Communicating the perks of having a veteran as an employee
Many companies know first-hand the benefits of having veterans as employees. Continue the good reputation by sharing what makes veterans such a valuable addition to the workforce. Molly Mahoney Matthews, president and CEO of The Starfish Group, a communications and PR specialist group, says, “Veterans are men and woman who have showed up and performed. They successfully completed rigorous training programs, met job requirements, sacrificed for their country and delivered a good work product. This is a fabulous credential and as job candidates they should be proud and speak highly of their service. They also need to approach the civilian world with positive expectancy and assure the future employer they are excited about developing a life’s work outside of the military and are open to learning all they can to deliver and serve in this new arena.”

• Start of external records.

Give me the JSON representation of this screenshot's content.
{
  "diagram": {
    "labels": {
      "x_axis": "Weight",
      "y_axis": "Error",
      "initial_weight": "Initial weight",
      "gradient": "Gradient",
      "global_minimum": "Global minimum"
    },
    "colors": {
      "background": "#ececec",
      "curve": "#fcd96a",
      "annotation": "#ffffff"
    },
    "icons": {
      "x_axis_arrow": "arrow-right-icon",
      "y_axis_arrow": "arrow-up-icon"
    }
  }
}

  1. While preparing Army Retirement Letter ensure that you have performed your last eight years of qualifying service while a member of the Active Reserve.
    <a href=””>Army Retirement Letter</a>

  2. At Westwood we have a lot of students who pursue a degree after serving our country. They are consistently among our most dedicated and hard-working students in the classroom and we appreciate the real-world suggestions you provide for how they can maximize their experience. We will share this with our blog readers in our Friday industry roundup!

  3. This is an outstanding article (and topic).
    The greatest challenge that many ex military people face is “translating” their service experience to commercially credible language. This is especially true with combat troops. And the hardest thing, in order to translate something into a language that’s new for you, yo need to find someone who speaks both languages.
    I worked with a former marine who was imbedded with Iraqi troops as an advisor. On his resume, he had written “advisor” and given a very good explanation of what he did there (in military terms). But he was facing those canned MBA interview questions and it was tough - believe it or not, they actually asked a decorated marine officer things like “like tell me about a time that you used leadership?”
    So we translated together…
    “Advisor” became “leading without formal line authority” – a key skill that is required in matrix organizations with cross-functional teams. He also learned how to answer behavioral questions (tell me about a time that you …?) with examples from his experiences in combat. Now this wasn’t easy because his stories needed to be framed in civilian language, but things like taking over when an Iraqi commander was endangering his men became “maintaining that delicate balance between consensus building and taking charge”.
    On some level, it is unfortuante that the people who risk their lives for our freedom have to connect the dots for the people they serve, but more often than not, thats the case. I’ll often advise vets to look for people who “get the joke” but unless you’re talking to a fellow vet, that vcan be hard to find.
    Thanks again for the great article.